Once an offer has been accepted, either the buyer or the seller can pull out at any time until the exchange of contracts. Unfortunately agents are legally obliged to inform sellers of all offers made on their property, even after one offer has been accepted.

But during this period between the acceptance of the offer and exchange, the buyer spends a considerable amount of money on surveys, solicitor's fees, and confirmation of the mortgage offer. There is very little you can do to repel a determined bidder.

With the ever-rising cost of housing in the late 1980s and early 1990s, gazumping became commonplace in England and Wales because a buyer’s offer is not legally binding even after acceptance of the offer by the vendor.

The Scottish system of ‘conveyancing’ has effectively eradicated most cases of gazumping. In Scotland a seller must provide written acceptance of a successful bid. When property prices are in decline the practice of gazumping becomes rare.

The term gazundering has been coined for the opposite practice whereby the buyer waits until everybody is poised to exchange contracts before lowering the offer on the property. In France gazumping cannot occur since it is not allowed.

When the seller and the buyer have agreed on a reasonable price they sign a reservation agreement at the notaire or real estate agent’s office. This will be in the form of an agreement to purchase (compromis de vente). This is a binding agreement and the seller is not allowed to accept a better offer.

As soon as the reservation agreement is signed, the property is automatically taken off the market even if the buyer does not ask the notaire/ real estate agent to do so. As soon as the reservation agreement is signed, the final deed of sale will be prepared.

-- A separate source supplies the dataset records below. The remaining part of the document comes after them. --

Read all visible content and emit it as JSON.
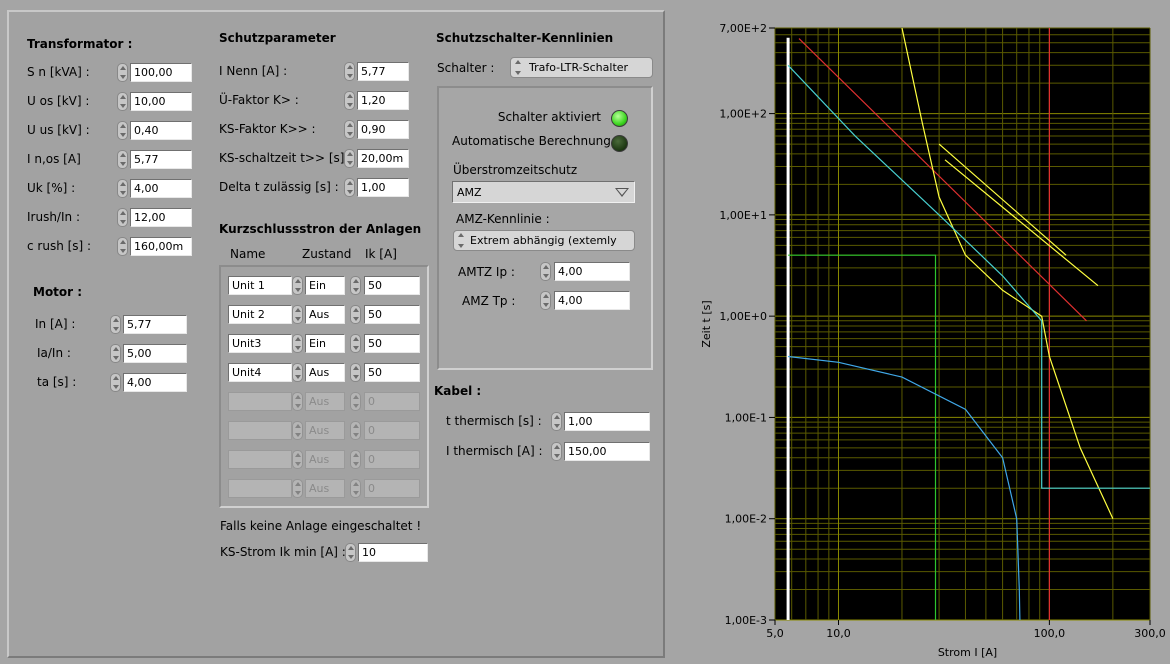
{
  "transformator": {
    "title": "Transformator :",
    "rows": [
      {
        "label": "S n [kVA] :",
        "value": "100,00"
      },
      {
        "label": "U os [kV] :",
        "value": "10,00"
      },
      {
        "label": "U us [kV] :",
        "value": "0,40"
      },
      {
        "label": "I n,os [A]",
        "value": "5,77"
      },
      {
        "label": "Uk [%] :",
        "value": "4,00"
      },
      {
        "label": "Irush/In :",
        "value": "12,00"
      },
      {
        "label": "c rush [s] :",
        "value": "160,00m"
      }
    ]
  },
  "motor": {
    "title": "Motor :",
    "rows": [
      {
        "label": "In [A] :",
        "value": "5,77"
      },
      {
        "label": "Ia/In :",
        "value": "5,00"
      },
      {
        "label": "ta [s] :",
        "value": "4,00"
      }
    ]
  },
  "schutzparameter": {
    "title": "Schutzparameter",
    "rows": [
      {
        "label": "I Nenn [A] :",
        "value": "5,77"
      },
      {
        "label": "Ü-Faktor K> :",
        "value": "1,20"
      },
      {
        "label": "KS-Faktor K>> :",
        "value": "0,90"
      },
      {
        "label": "KS-schaltzeit t>> [s] :",
        "value": "20,00m"
      },
      {
        "label": "Delta t zulässig [s] :",
        "value": "1,00"
      }
    ]
  },
  "kurzschluss": {
    "title": "Kurzschlussstron der Anlagen",
    "col_name": "Name",
    "col_zustand": "Zustand",
    "col_ik": "Ik [A]",
    "rows": [
      {
        "name": "Unit 1",
        "zustand": "Ein",
        "ik": "50"
      },
      {
        "name": "Unit 2",
        "zustand": "Aus",
        "ik": "50"
      },
      {
        "name": "Unit3",
        "zustand": "Ein",
        "ik": "50"
      },
      {
        "name": "Unit4",
        "zustand": "Aus",
        "ik": "50"
      },
      {
        "name": "",
        "zustand": "Aus",
        "ik": "0"
      },
      {
        "name": "",
        "zustand": "Aus",
        "ik": "0"
      },
      {
        "name": "",
        "zustand": "Aus",
        "ik": "0"
      },
      {
        "name": "",
        "zustand": "Aus",
        "ik": "0"
      }
    ],
    "note": "Falls keine Anlage eingeschaltet !",
    "min_label": "KS-Strom Ik min [A] :",
    "min_value": "10"
  },
  "kennlinien": {
    "title": "Schutzschalter-Kennlinien",
    "schalter_label": "Schalter :",
    "schalter_value": "Trafo-LTR-Schalter",
    "schalter_aktiviert": "Schalter aktiviert",
    "auto_berechnung": "Automatische Berechnung",
    "ueberstrom_label": "Überstromzeitschutz",
    "ueberstrom_value": "AMZ",
    "amz_kennlinie_label": "AMZ-Kennlinie :",
    "amz_kennlinie_value": "Extrem abhängig (extemly",
    "amtz_ip_label": "AMTZ Ip :",
    "amtz_ip_value": "4,00",
    "amz_tp_label": "AMZ Tp :",
    "amz_tp_value": "4,00",
    "led_on_color": "#3bd51f",
    "led_off_color": "#1f3a14"
  },
  "kabel": {
    "title": "Kabel :",
    "t_label": "t thermisch [s] :",
    "t_value": "1,00",
    "i_label": "I thermisch [A] :",
    "i_value": "150,00"
  },
  "chart_data": {
    "type": "line",
    "xscale": "log",
    "yscale": "log",
    "xlim": [
      5.0,
      300.0
    ],
    "ylim": [
      0.001,
      700
    ],
    "xlabel": "Strom I [A]",
    "ylabel": "Zeit t [s]",
    "x_tick_labels": [
      "5,0",
      "10,0",
      "100,0",
      "300,0"
    ],
    "y_tick_labels": [
      "7,00E+2",
      "1,00E+2",
      "1,00E+1",
      "1,00E+0",
      "1,00E-1",
      "1,00E-2",
      "1,00E-3"
    ],
    "grid": true,
    "series": [
      {
        "color": "#ffffff",
        "points": [
          [
            5.77,
            0.001
          ],
          [
            5.77,
            560
          ]
        ]
      },
      {
        "color": "#2ec62e",
        "points": [
          [
            5.77,
            4.0
          ],
          [
            28.85,
            4.0
          ],
          [
            28.85,
            0.001
          ]
        ]
      },
      {
        "color": "#e03030",
        "points": [
          [
            6.5,
            550
          ],
          [
            150,
            0.9
          ]
        ]
      },
      {
        "color": "#e03030",
        "points": [
          [
            100,
            0.001
          ],
          [
            100,
            700
          ]
        ]
      },
      {
        "color": "#ffff40",
        "points": [
          [
            20,
            700
          ],
          [
            25,
            80
          ],
          [
            30,
            15
          ],
          [
            40,
            4
          ],
          [
            60,
            1.8
          ],
          [
            92,
            1.0
          ],
          [
            100,
            0.4
          ],
          [
            140,
            0.05
          ],
          [
            200,
            0.01
          ]
        ]
      },
      {
        "color": "#ffff40",
        "points": [
          [
            30,
            50
          ],
          [
            120,
            4
          ]
        ]
      },
      {
        "color": "#ffff40",
        "points": [
          [
            32,
            35
          ],
          [
            170,
            2
          ]
        ]
      },
      {
        "color": "#48d0d0",
        "points": [
          [
            5.77,
            300
          ],
          [
            12,
            60
          ],
          [
            30,
            10
          ],
          [
            60,
            2.5
          ],
          [
            92,
            0.9
          ],
          [
            92,
            0.02
          ],
          [
            300,
            0.02
          ]
        ]
      },
      {
        "color": "#40a8e8",
        "points": [
          [
            5.77,
            0.4
          ],
          [
            10,
            0.35
          ],
          [
            20,
            0.25
          ],
          [
            40,
            0.12
          ],
          [
            60,
            0.04
          ],
          [
            70,
            0.01
          ],
          [
            72,
            0.002
          ],
          [
            72.5,
            0.001
          ]
        ]
      }
    ]
  }
}
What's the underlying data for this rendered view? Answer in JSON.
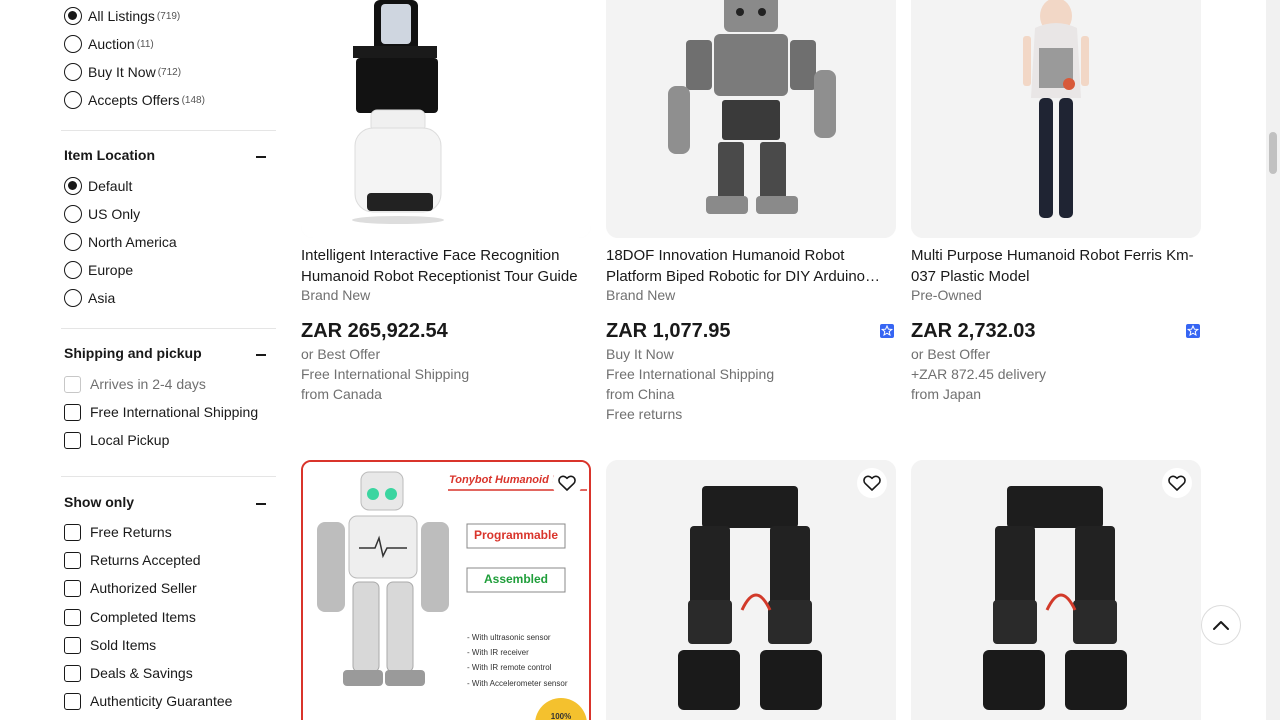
{
  "filters": {
    "buying_format": {
      "options": [
        {
          "label": "All Listings",
          "count": "(719)",
          "selected": true
        },
        {
          "label": "Auction",
          "count": "(11)",
          "selected": false
        },
        {
          "label": "Buy It Now",
          "count": "(712)",
          "selected": false
        },
        {
          "label": "Accepts Offers",
          "count": "(148)",
          "selected": false
        }
      ]
    },
    "item_location": {
      "title": "Item Location",
      "options": [
        {
          "label": "Default",
          "selected": true
        },
        {
          "label": "US Only",
          "selected": false
        },
        {
          "label": "North America",
          "selected": false
        },
        {
          "label": "Europe",
          "selected": false
        },
        {
          "label": "Asia",
          "selected": false
        }
      ]
    },
    "shipping": {
      "title": "Shipping and pickup",
      "options": [
        {
          "label": "Arrives in 2-4 days",
          "disabled": true
        },
        {
          "label": "Free International Shipping",
          "disabled": false
        },
        {
          "label": "Local Pickup",
          "disabled": false
        }
      ]
    },
    "show_only": {
      "title": "Show only",
      "options": [
        {
          "label": "Free Returns"
        },
        {
          "label": "Returns Accepted"
        },
        {
          "label": "Authorized Seller"
        },
        {
          "label": "Completed Items"
        },
        {
          "label": "Sold Items"
        },
        {
          "label": "Deals & Savings"
        },
        {
          "label": "Authenticity Guarantee"
        }
      ]
    }
  },
  "listings": [
    {
      "title": "Intelligent Interactive Face Recognition Humanoid Robot Receptionist Tour Guide",
      "condition": "Brand New",
      "price": "ZAR 265,922.54",
      "lines": [
        "or Best Offer",
        "Free International Shipping",
        "from Canada"
      ]
    },
    {
      "title": "18DOF Innovation Humanoid Robot Platform Biped Robotic for DIY Arduino…",
      "condition": "Brand New",
      "price": "ZAR 1,077.95",
      "lines": [
        "Buy It Now",
        "Free International Shipping",
        "from China",
        "Free returns"
      ]
    },
    {
      "title": "Multi Purpose Humanoid Robot Ferris Km-037 Plastic Model",
      "condition": "Pre-Owned",
      "price": "ZAR 2,732.03",
      "lines": [
        "or Best Offer",
        "+ZAR 872.45 delivery",
        "from Japan"
      ]
    }
  ],
  "promo_image": {
    "title": "Tonybot Humanoid R",
    "tag1": "Programmable",
    "tag2": "Assembled",
    "features": [
      "- With ultrasonic sensor",
      "- With IR receiver",
      "- With IR remote control",
      "- With Accelerometer sensor"
    ],
    "seal": "100%"
  },
  "colors": {
    "accent": "#3665f3",
    "text": "#191919",
    "secondary": "#707070"
  }
}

The notaire may ask the buyer for certain documents and he will make various checks with the administrative authorities, which usually take several weeks. Later the final deed of sale (acte de vente) is signed and the sale is complete.

French purchasing process

The approach in France is a simple one.

When the vendor and purchaser agree on what it is that is to be sold/purchased, that is to say the estate including any furniture, outbuildings, land, etc and have settled upon a price a sale/purchase contract is deemed to have been made.